Skip to Content

Chinese border guards are putting a surveillance app on tourists’ phones

Uighur drivers have their vehicles checked at a police check point in HotanUighur drivers have their vehicles checked at a police check point in Hotan

The spyware gathers everything from text messages to people’s contacts, and also looks for content China considers threatening.

The news: An investigation by several publications, including Motherboard, the New York Times, and the Guardian, has uncovered a systematic effort by China to spy on devices carried into Xinjiang. It’s part of a massive surveillance operation launched by China in the northwestern territory, which is home to a Chinese Muslim population known as Uighurs.

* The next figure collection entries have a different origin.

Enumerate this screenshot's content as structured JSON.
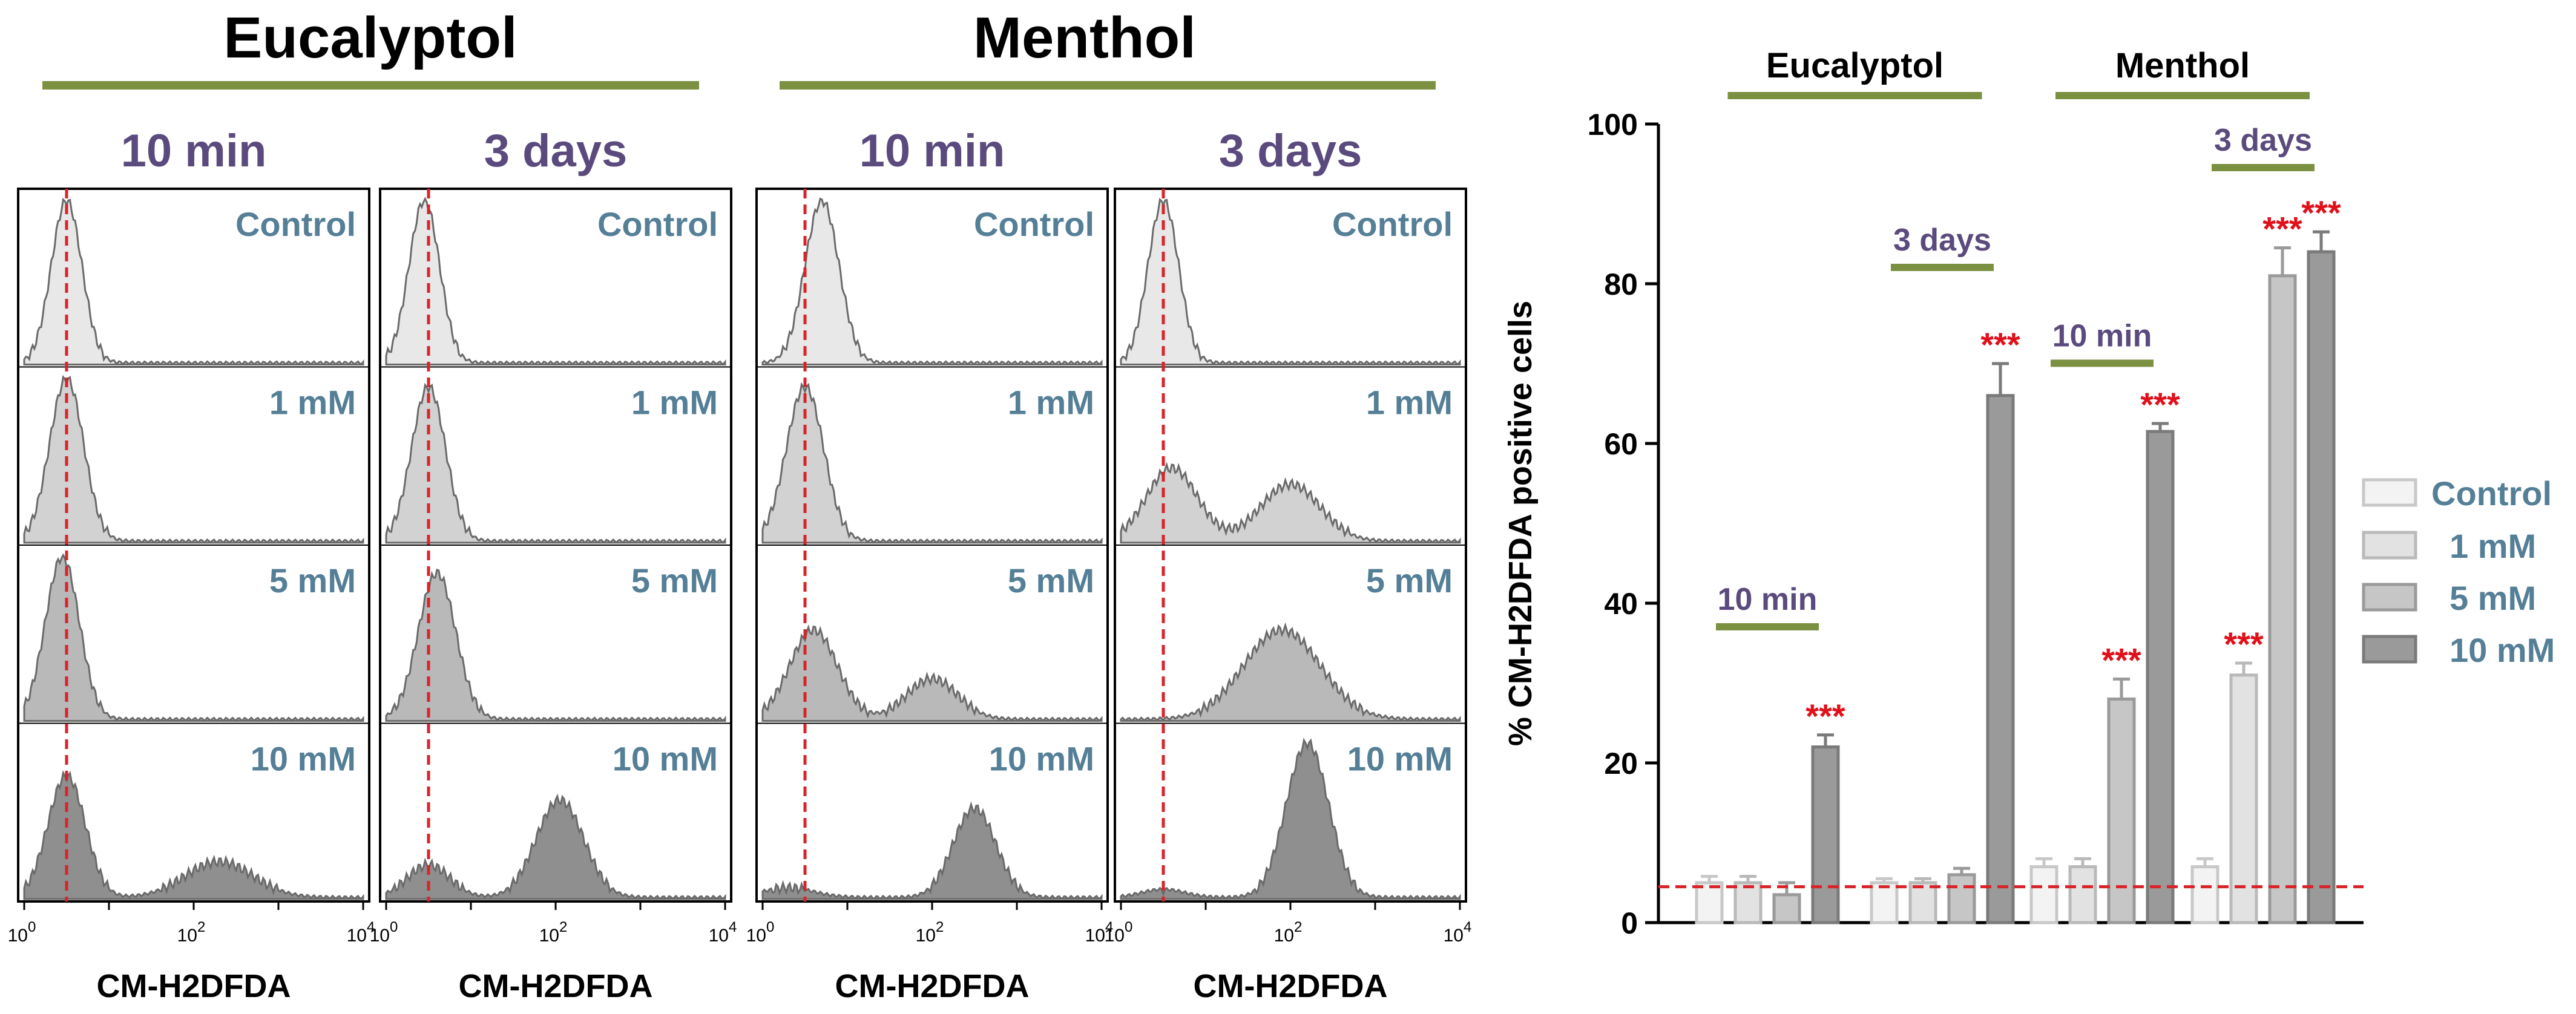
{
  "colors": {
    "group_bar": "#7b9040",
    "time_text": "#5b4a7d",
    "dose_text": "#547f96",
    "sig_text": "#e0101a",
    "cutoff_line": "#d8232a",
    "hist_fill": [
      "#e8e8e8",
      "#d2d2d2",
      "#b9b9b9",
      "#8f8f8f"
    ],
    "bar_fill": [
      "#f3f3f3",
      "#e2e2e2",
      "#c6c6c6",
      "#9a9a9a"
    ],
    "bar_edge": [
      "#c8c8c8",
      "#b9b9b9",
      "#9a9a9a",
      "#7a7a7a"
    ],
    "axis": "#000000"
  },
  "histograms": {
    "groups": [
      "Eucalyptol",
      "Menthol"
    ],
    "times": [
      "10 min",
      "3 days"
    ],
    "doses": [
      "Control",
      "1 mM",
      "5 mM",
      "10 mM"
    ],
    "xlabel": "CM-H2DFDA",
    "tick_base": "10",
    "tick_exps": [
      "0",
      "2",
      "4"
    ],
    "cutoff_log": 0.5
  },
  "chart_data": {
    "type": "bar",
    "ylabel": "% CM-H2DFDA positive cells",
    "ylim": [
      0,
      100
    ],
    "yticks": [
      "0",
      "20",
      "40",
      "60",
      "80",
      "100"
    ],
    "threshold": 4.5,
    "legend_position": "right",
    "series": [
      {
        "name": "Control"
      },
      {
        "name": "1 mM"
      },
      {
        "name": "5 mM"
      },
      {
        "name": "10 mM"
      }
    ],
    "groups": [
      {
        "compound": "Eucalyptol",
        "time": "10 min",
        "values": [
          5,
          5,
          3.5,
          22
        ],
        "errors": [
          0.8,
          0.8,
          1.5,
          1.5
        ],
        "sig": [
          "",
          "",
          "",
          "***"
        ]
      },
      {
        "compound": "Eucalyptol",
        "time": "3 days",
        "values": [
          5,
          5,
          6,
          66
        ],
        "errors": [
          0.5,
          0.5,
          0.8,
          4
        ],
        "sig": [
          "",
          "",
          "",
          "***"
        ]
      },
      {
        "compound": "Menthol",
        "time": "10 min",
        "values": [
          7,
          7,
          28,
          61.5
        ],
        "errors": [
          1,
          1,
          2.5,
          1
        ],
        "sig": [
          "",
          "",
          "***",
          "***"
        ]
      },
      {
        "compound": "Menthol",
        "time": "3 days",
        "values": [
          7,
          31,
          81,
          84
        ],
        "errors": [
          1,
          1.5,
          3.5,
          2.5
        ],
        "sig": [
          "",
          "***",
          "***",
          "***"
        ]
      }
    ]
  }
}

The spyware: Traders, tourists, and other people crossing the land border from central Asia into Xinjiang are being asked to hand over their phones. Border guards are then loading an app known as Fengcai onto them. This sucks up calendar entries, text messages, phone contacts, and call logs, all of which are then sent to a remote server. It also checks which other apps are on a device. The Fengcai app studied by the reporters was for Android phones, but they also saw guards collect iPhones and plug them into a handheld device.

Content snooping: Security researchers who studied the app found it was also checking phones’ content against a register of over 73,000 items included in a list embedded in the app’s code. Some of the items are things that could be used by terrorists, such as instructions for making weapons and derailing trains.

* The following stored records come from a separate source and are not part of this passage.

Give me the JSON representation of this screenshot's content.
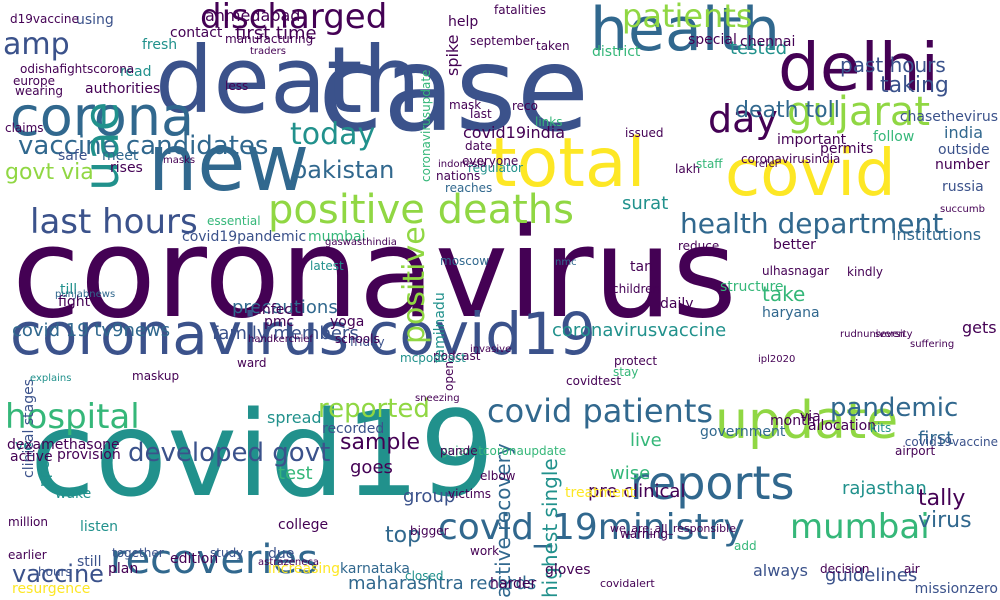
{
  "palette": {
    "deep_purple": "#440154",
    "indigo": "#3b528b",
    "blue": "#31688e",
    "teal": "#21918c",
    "green": "#35b779",
    "lime": "#90d743",
    "yellow": "#fde725"
  },
  "words": [
    {
      "text": "coronavirus",
      "color": "#440154"
    },
    {
      "text": "case",
      "color": "#3b528b"
    },
    {
      "text": "covid19",
      "color": "#21918c"
    },
    {
      "text": "death",
      "color": "#3b528b"
    },
    {
      "text": "new",
      "color": "#31688e"
    },
    {
      "text": "total",
      "color": "#fde725"
    },
    {
      "text": "covid",
      "color": "#fde725"
    },
    {
      "text": "delhi",
      "color": "#440154"
    },
    {
      "text": "health",
      "color": "#31688e"
    },
    {
      "text": "coronavirus covid19",
      "color": "#3b528b"
    },
    {
      "text": "update",
      "color": "#90d743"
    },
    {
      "text": "reports",
      "color": "#31688e"
    },
    {
      "text": "corona",
      "color": "#31688e"
    },
    {
      "text": "positive deaths",
      "color": "#90d743"
    },
    {
      "text": "last hours",
      "color": "#3b528b"
    },
    {
      "text": "recoveries",
      "color": "#31688e"
    },
    {
      "text": "covid_19ministry",
      "color": "#31688e"
    },
    {
      "text": "hospital",
      "color": "#35b779"
    },
    {
      "text": "covid patients",
      "color": "#31688e"
    },
    {
      "text": "mumbai",
      "color": "#35b779"
    },
    {
      "text": "gujarat",
      "color": "#90d743"
    },
    {
      "text": "day",
      "color": "#440154"
    },
    {
      "text": "patients",
      "color": "#90d743"
    },
    {
      "text": "discharged",
      "color": "#440154"
    },
    {
      "text": "today",
      "color": "#21918c"
    },
    {
      "text": "vaccine candidates",
      "color": "#31688e"
    },
    {
      "text": "health department",
      "color": "#31688e"
    },
    {
      "text": "pandemic",
      "color": "#31688e"
    },
    {
      "text": "reported",
      "color": "#90d743"
    },
    {
      "text": "developed govt",
      "color": "#3b528b"
    },
    {
      "text": "sample",
      "color": "#440154"
    },
    {
      "text": "amp",
      "color": "#3b528b"
    },
    {
      "text": "uae",
      "color": "#21918c"
    },
    {
      "text": "positive",
      "color": "#90d743"
    },
    {
      "text": "pakistan",
      "color": "#31688e"
    },
    {
      "text": "govt via",
      "color": "#90d743"
    },
    {
      "text": "death toll",
      "color": "#31688e"
    },
    {
      "text": "taking",
      "color": "#3b528b"
    },
    {
      "text": "past hours",
      "color": "#3b528b"
    },
    {
      "text": "tested",
      "color": "#21918c"
    },
    {
      "text": "vaccine",
      "color": "#3b528b"
    },
    {
      "text": "top",
      "color": "#31688e"
    },
    {
      "text": "maharashtra records",
      "color": "#31688e"
    },
    {
      "text": "guidelines",
      "color": "#3b528b"
    },
    {
      "text": "tally",
      "color": "#440154"
    },
    {
      "text": "virus",
      "color": "#31688e"
    },
    {
      "text": "rajasthan",
      "color": "#21918c"
    },
    {
      "text": "first time",
      "color": "#440154"
    },
    {
      "text": "ahmedabad",
      "color": "#440154"
    },
    {
      "text": "covid19india",
      "color": "#440154"
    },
    {
      "text": "surat",
      "color": "#21918c"
    },
    {
      "text": "coronavirusvaccine",
      "color": "#21918c"
    },
    {
      "text": "covid 19 tv9news",
      "color": "#31688e"
    },
    {
      "text": "family members",
      "color": "#3b528b"
    },
    {
      "text": "precautions",
      "color": "#31688e"
    },
    {
      "text": "active recovery",
      "color": "#31688e"
    },
    {
      "text": "highest single",
      "color": "#21918c"
    },
    {
      "text": "pre clinical",
      "color": "#440154"
    },
    {
      "text": "wise",
      "color": "#35b779"
    },
    {
      "text": "group",
      "color": "#3b528b"
    },
    {
      "text": "test",
      "color": "#35b779"
    },
    {
      "text": "goes",
      "color": "#440154"
    },
    {
      "text": "spread",
      "color": "#21918c"
    },
    {
      "text": "take",
      "color": "#35b779"
    },
    {
      "text": "live",
      "color": "#35b779"
    },
    {
      "text": "india",
      "color": "#31688e"
    },
    {
      "text": "always",
      "color": "#3b528b"
    },
    {
      "text": "government",
      "color": "#31688e"
    },
    {
      "text": "first",
      "color": "#31688e"
    },
    {
      "text": "gets",
      "color": "#440154"
    },
    {
      "text": "number",
      "color": "#440154"
    },
    {
      "text": "russia",
      "color": "#3b528b"
    },
    {
      "text": "institutions",
      "color": "#31688e"
    },
    {
      "text": "permits",
      "color": "#440154"
    },
    {
      "text": "follow",
      "color": "#35b779"
    },
    {
      "text": "outside",
      "color": "#3b528b"
    },
    {
      "text": "fresh",
      "color": "#21918c"
    },
    {
      "text": "read",
      "color": "#21918c"
    },
    {
      "text": "authorities",
      "color": "#440154"
    },
    {
      "text": "meet",
      "color": "#31688e"
    },
    {
      "text": "safe",
      "color": "#3b528b"
    },
    {
      "text": "rises",
      "color": "#440154"
    },
    {
      "text": "pmc",
      "color": "#440154"
    },
    {
      "text": "infect",
      "color": "#440154"
    },
    {
      "text": "recorded",
      "color": "#3b528b"
    },
    {
      "text": "college",
      "color": "#440154"
    },
    {
      "text": "due",
      "color": "#3b528b"
    },
    {
      "text": "edition",
      "color": "#440154"
    },
    {
      "text": "still",
      "color": "#3b528b"
    },
    {
      "text": "listen",
      "color": "#21918c"
    },
    {
      "text": "wake",
      "color": "#21918c"
    },
    {
      "text": "fight",
      "color": "#440154"
    },
    {
      "text": "till",
      "color": "#21918c"
    },
    {
      "text": "clinical stages",
      "color": "#3b528b"
    },
    {
      "text": "provision",
      "color": "#440154"
    },
    {
      "text": "ppe",
      "color": "#21918c"
    },
    {
      "text": "ve",
      "color": "#21918c"
    },
    {
      "text": "harder",
      "color": "#440154"
    },
    {
      "text": "treatment",
      "color": "#fde725"
    },
    {
      "text": "allocation",
      "color": "#440154"
    },
    {
      "text": "special",
      "color": "#440154"
    },
    {
      "text": "chennai",
      "color": "#440154"
    },
    {
      "text": "district",
      "color": "#35b779"
    },
    {
      "text": "help",
      "color": "#440154"
    },
    {
      "text": "using",
      "color": "#3b528b"
    },
    {
      "text": "contact",
      "color": "#440154"
    },
    {
      "text": "coronavirusupdate",
      "color": "#35b779"
    },
    {
      "text": "daily",
      "color": "#440154"
    },
    {
      "text": "haryana",
      "color": "#31688e"
    },
    {
      "text": "tamilnadu",
      "color": "#21918c"
    },
    {
      "text": "tan",
      "color": "#440154"
    },
    {
      "text": "mask",
      "color": "#440154"
    },
    {
      "text": "everyone",
      "color": "#440154"
    },
    {
      "text": "nations",
      "color": "#440154"
    },
    {
      "text": "reaches",
      "color": "#31688e"
    },
    {
      "text": "lakh",
      "color": "#440154"
    },
    {
      "text": "yoga",
      "color": "#440154"
    },
    {
      "text": "friday",
      "color": "#3b528b"
    },
    {
      "text": "schools",
      "color": "#440154"
    },
    {
      "text": "podcast",
      "color": "#440154"
    },
    {
      "text": "mcpodcast",
      "color": "#21918c"
    },
    {
      "text": "open",
      "color": "#440154"
    },
    {
      "text": "bigger",
      "color": "#440154"
    },
    {
      "text": "children",
      "color": "#440154"
    },
    {
      "text": "stay",
      "color": "#35b779"
    },
    {
      "text": "protect",
      "color": "#440154"
    },
    {
      "text": "kits",
      "color": "#21918c"
    },
    {
      "text": "covid19vaccine",
      "color": "#3b528b"
    },
    {
      "text": "gujaratcoronaupdate",
      "color": "#35b779"
    },
    {
      "text": "mumbai",
      "color": "#35b779"
    },
    {
      "text": "spike",
      "color": "#440154"
    },
    {
      "text": "structure",
      "color": "#35b779"
    },
    {
      "text": "covid19pandemic",
      "color": "#3b528b"
    },
    {
      "text": "latest",
      "color": "#21918c"
    },
    {
      "text": "essential",
      "color": "#35b779"
    },
    {
      "text": "better",
      "color": "#440154"
    },
    {
      "text": "coronavirusindia",
      "color": "#440154"
    },
    {
      "text": "important",
      "color": "#440154"
    },
    {
      "text": "staff",
      "color": "#35b779"
    },
    {
      "text": "moscow",
      "color": "#31688e"
    },
    {
      "text": "date",
      "color": "#440154"
    },
    {
      "text": "last",
      "color": "#440154"
    },
    {
      "text": "work",
      "color": "#440154"
    },
    {
      "text": "closed",
      "color": "#21918c"
    },
    {
      "text": "explains",
      "color": "#21918c"
    },
    {
      "text": "maskup",
      "color": "#440154"
    },
    {
      "text": "ward",
      "color": "#440154"
    },
    {
      "text": "add",
      "color": "#35b779"
    },
    {
      "text": "air",
      "color": "#440154"
    },
    {
      "text": "kindly",
      "color": "#440154"
    },
    {
      "text": "issued",
      "color": "#440154"
    },
    {
      "text": "pande",
      "color": "#440154"
    },
    {
      "text": "elbow",
      "color": "#440154"
    },
    {
      "text": "covidalert",
      "color": "#440154"
    },
    {
      "text": "gloves",
      "color": "#440154"
    },
    {
      "text": "we_are_all_responsible",
      "color": "#440154"
    },
    {
      "text": "resurgence",
      "color": "#fde725"
    },
    {
      "text": "plan",
      "color": "#440154"
    },
    {
      "text": "increasing",
      "color": "#fde725"
    },
    {
      "text": "karnataka",
      "color": "#31688e"
    },
    {
      "text": "missionzero",
      "color": "#3b528b"
    },
    {
      "text": "chasethevirus",
      "color": "#3b528b"
    },
    {
      "text": "via",
      "color": "#440154"
    },
    {
      "text": "month",
      "color": "#440154"
    },
    {
      "text": "dexamethasone",
      "color": "#440154"
    },
    {
      "text": "active",
      "color": "#440154"
    },
    {
      "text": "hours",
      "color": "#3b528b"
    },
    {
      "text": "earlier",
      "color": "#440154"
    },
    {
      "text": "million",
      "color": "#440154"
    },
    {
      "text": "together",
      "color": "#3b528b"
    },
    {
      "text": "study",
      "color": "#3b528b"
    },
    {
      "text": "manufacturing",
      "color": "#440154"
    },
    {
      "text": "traders",
      "color": "#440154"
    },
    {
      "text": "odishafightscorona",
      "color": "#440154"
    },
    {
      "text": "d19vaccine",
      "color": "#440154"
    },
    {
      "text": "wearing",
      "color": "#440154"
    },
    {
      "text": "europe",
      "color": "#440154"
    },
    {
      "text": "claims",
      "color": "#440154"
    },
    {
      "text": "less",
      "color": "#440154"
    },
    {
      "text": "invasive",
      "color": "#440154"
    },
    {
      "text": "links",
      "color": "#35b779"
    },
    {
      "text": "reco",
      "color": "#440154"
    },
    {
      "text": "regulator",
      "color": "#21918c"
    },
    {
      "text": "fatalities",
      "color": "#440154"
    },
    {
      "text": "succumb",
      "color": "#440154"
    },
    {
      "text": "reduce",
      "color": "#440154"
    },
    {
      "text": "ulhasnagar",
      "color": "#440154"
    },
    {
      "text": "september",
      "color": "#440154"
    },
    {
      "text": "taken",
      "color": "#440154"
    },
    {
      "text": "decision",
      "color": "#440154"
    },
    {
      "text": "punjabnews",
      "color": "#31688e"
    },
    {
      "text": "suffering",
      "color": "#440154"
    },
    {
      "text": "airport",
      "color": "#440154"
    },
    {
      "text": "indonesia",
      "color": "#440154"
    },
    {
      "text": "nmc",
      "color": "#31688e"
    },
    {
      "text": "gaswasthindia",
      "color": "#440154"
    },
    {
      "text": "sneezing",
      "color": "#440154"
    },
    {
      "text": "covidtest",
      "color": "#440154"
    },
    {
      "text": "warning",
      "color": "#440154"
    },
    {
      "text": "victims",
      "color": "#440154"
    },
    {
      "text": "astrazeneca",
      "color": "#440154"
    },
    {
      "text": "handkerchief",
      "color": "#440154"
    },
    {
      "text": "refer",
      "color": "#440154"
    },
    {
      "text": "ipl2020",
      "color": "#440154"
    },
    {
      "text": "masks",
      "color": "#440154"
    },
    {
      "text": "rudnuniversity",
      "color": "#440154"
    },
    {
      "text": "seven",
      "color": "#440154"
    },
    {
      "text": "anterior",
      "color": "#440154"
    },
    {
      "text": "convalescent",
      "color": "#440154"
    },
    {
      "text": "administration",
      "color": "#440154"
    },
    {
      "text": "trendingnow",
      "color": "#440154"
    },
    {
      "text": "ayurvedic",
      "color": "#440154"
    }
  ]
}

But the surveillance net is being cast very wide. The list also includes material like books about the Arabic language, audio recordings of the Quran, and even a song by a Japanese band called Unholy Grace, which may have attracted China’s ire when it came out with a track called “Taiwan: Another China.”

Big Chinese Brother: This isn’t the first time that China has force-fed apps to people. But it shows the extent to which the country is willing to go to create a massive surveillance state. (See “Who needs democracy when you have data?”) Even though the country is rolling out new kinds of surveillance tools, from DNA databases to face recognition software, its insatiable hunger for data means it’s likely to dive ever deeper into the computers that people carry in their pockets.